The Cambridge Economic Policy Group’s recent Review has now come up with the chilly prediction that, if present policies are continued, unemployment will rise towards five million by 1990. In fact you don’t need their elaborate computer model to reach that figure if you assume that unemployment will continue to rise at the recent rate of nearly 250,000 a year.
 

Idle Machines

The Group suggests that a 50% increase in manufacturing investment is necessary to avoid mass unemployment. But it is absolutely wrong to suggest that it is impossible to employ more workers in manufacturing without an investment boom. Hundreds of thousands more workers could be employed in existing manufacturing plant, if only it were profitable to do so.

The industrial areas are littered with empty factories and idle machines. Much of it may be old and inefficient but it could still produce socially useful things. In the context of a socialist plan, based on social need rather than profit, full employment would not have to await an investment boom.

But granting that higher investment is desirable to raise efficiency, how could new investment, plus rapid expansion, be achieved? The Cambridge Group quite rightly points out that large scale closures of factories, as in shipbuilding and electrical engineering, have not brought recovery to those industries; nor have government handouts.

But they conclude:

“In our view, there is no possibility of carrying through such a programme without protection by means of import controls or other means of discriminating in favour of home industries, because this alone will provide an assurance that new capacity can be operated at a high level of utilisation.”

As to whether the capitalists would really modernise, the Group just puts its faith in ‘financial incentives or controls’ (type unspecified, planning agreements perhaps), ignoring the fact that in the past the capitalists have reacted to protection by complacency and profiteering rather than expansion and modernisation.
 

Retaliation

But what of retaliation, which the Cambridge Group regards as the one ‘really serious’ objection to import controls? All they say is that if the refusal of other capitalist governments to “sanction import restrictions is the major obstacle to industrial and economic recovery in Britain, this should be made plain and the matter argued out on that basis.”

This is just about as helpful as bluntly telling the Scottish fans that their team won’t win the World Cup because the other sides won’t agree to hop about on the field on one leg!
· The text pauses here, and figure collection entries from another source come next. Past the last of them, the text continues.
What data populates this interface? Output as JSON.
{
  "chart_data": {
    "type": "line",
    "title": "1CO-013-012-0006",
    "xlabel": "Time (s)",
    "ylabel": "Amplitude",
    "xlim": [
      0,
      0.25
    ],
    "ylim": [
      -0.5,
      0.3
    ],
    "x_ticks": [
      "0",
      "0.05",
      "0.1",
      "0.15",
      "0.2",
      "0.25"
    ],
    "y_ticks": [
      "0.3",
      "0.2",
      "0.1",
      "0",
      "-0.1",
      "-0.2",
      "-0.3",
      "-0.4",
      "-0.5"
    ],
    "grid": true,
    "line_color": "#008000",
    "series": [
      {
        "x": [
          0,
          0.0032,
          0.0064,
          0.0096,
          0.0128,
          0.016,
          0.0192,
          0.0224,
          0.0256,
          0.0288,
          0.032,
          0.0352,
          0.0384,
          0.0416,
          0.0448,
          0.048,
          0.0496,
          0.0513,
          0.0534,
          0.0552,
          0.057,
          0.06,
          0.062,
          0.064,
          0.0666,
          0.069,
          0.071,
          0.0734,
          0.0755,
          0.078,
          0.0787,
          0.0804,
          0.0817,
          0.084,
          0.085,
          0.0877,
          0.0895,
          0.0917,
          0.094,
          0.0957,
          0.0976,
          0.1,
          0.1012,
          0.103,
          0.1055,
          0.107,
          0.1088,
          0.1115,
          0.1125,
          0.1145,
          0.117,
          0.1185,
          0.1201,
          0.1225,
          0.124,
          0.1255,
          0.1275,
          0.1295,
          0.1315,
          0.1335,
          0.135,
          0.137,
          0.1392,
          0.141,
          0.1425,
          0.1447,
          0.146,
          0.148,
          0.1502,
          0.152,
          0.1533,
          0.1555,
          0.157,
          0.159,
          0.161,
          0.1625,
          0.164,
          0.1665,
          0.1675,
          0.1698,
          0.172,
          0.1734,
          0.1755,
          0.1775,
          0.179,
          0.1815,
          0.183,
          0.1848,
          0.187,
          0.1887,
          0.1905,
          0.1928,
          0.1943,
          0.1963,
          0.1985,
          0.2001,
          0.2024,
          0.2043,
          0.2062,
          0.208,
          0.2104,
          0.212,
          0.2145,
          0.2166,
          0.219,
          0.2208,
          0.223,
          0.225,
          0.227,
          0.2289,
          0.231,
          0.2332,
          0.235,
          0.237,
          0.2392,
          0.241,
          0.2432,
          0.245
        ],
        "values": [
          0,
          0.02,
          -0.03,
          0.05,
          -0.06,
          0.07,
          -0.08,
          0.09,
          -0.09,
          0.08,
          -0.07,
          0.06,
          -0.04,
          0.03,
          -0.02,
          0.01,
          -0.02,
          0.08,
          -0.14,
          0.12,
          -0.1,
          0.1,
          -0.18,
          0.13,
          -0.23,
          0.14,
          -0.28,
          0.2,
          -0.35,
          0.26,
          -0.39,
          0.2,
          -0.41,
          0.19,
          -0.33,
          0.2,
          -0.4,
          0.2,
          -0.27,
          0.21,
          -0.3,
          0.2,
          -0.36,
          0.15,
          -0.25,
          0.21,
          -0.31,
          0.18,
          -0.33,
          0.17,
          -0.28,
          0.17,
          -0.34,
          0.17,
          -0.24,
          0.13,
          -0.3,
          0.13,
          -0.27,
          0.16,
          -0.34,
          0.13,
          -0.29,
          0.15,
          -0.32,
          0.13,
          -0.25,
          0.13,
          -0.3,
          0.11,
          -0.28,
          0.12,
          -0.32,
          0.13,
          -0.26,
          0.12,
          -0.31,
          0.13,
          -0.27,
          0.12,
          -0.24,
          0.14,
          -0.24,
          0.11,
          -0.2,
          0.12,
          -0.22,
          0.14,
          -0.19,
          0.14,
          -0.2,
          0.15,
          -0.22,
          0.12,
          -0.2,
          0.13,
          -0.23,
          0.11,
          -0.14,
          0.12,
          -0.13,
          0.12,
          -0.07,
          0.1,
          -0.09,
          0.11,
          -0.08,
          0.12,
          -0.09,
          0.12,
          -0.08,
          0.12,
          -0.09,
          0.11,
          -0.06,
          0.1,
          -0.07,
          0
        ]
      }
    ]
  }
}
The failure of the Cambridge Group to face up to the reality of the capitalist world system is strikingly revealed in the chapter by Francis Cripps, adviser to Tony Benn. He proposes not simply import controls, but discriminatory controls against the strong countries – precisely those best able to retaliate.

So the Brazilian, Dutch and German teams are supposed to accept being confined to hopping all the more readily as that handicap would be restricted to those teams the Scots know they couldn’t beat anyway!

As The Economist (1 April) sourly notes, the Cambridge Group do not “notice that every controlled import is a lost job in the exporting country. And then it, too, could control its imports. As the process spreads, balance of payments constraints would melt away. Along with much else.”

Unlike most capitalist economists, they see that the capitalist system, uncontrolled, means mass unemployment. They are quite right to hammer the government’s complacency. But their own policy of import controls is a fantasy, not a magic solution of a new Keynes as Brian Sedgemore suggests (New Society, 8 April).

What the Cambridge Group, and Brian Sedgemore, cannot admit is that it is impossible to control the capitalist system – other than by replacing it with a socialist plan.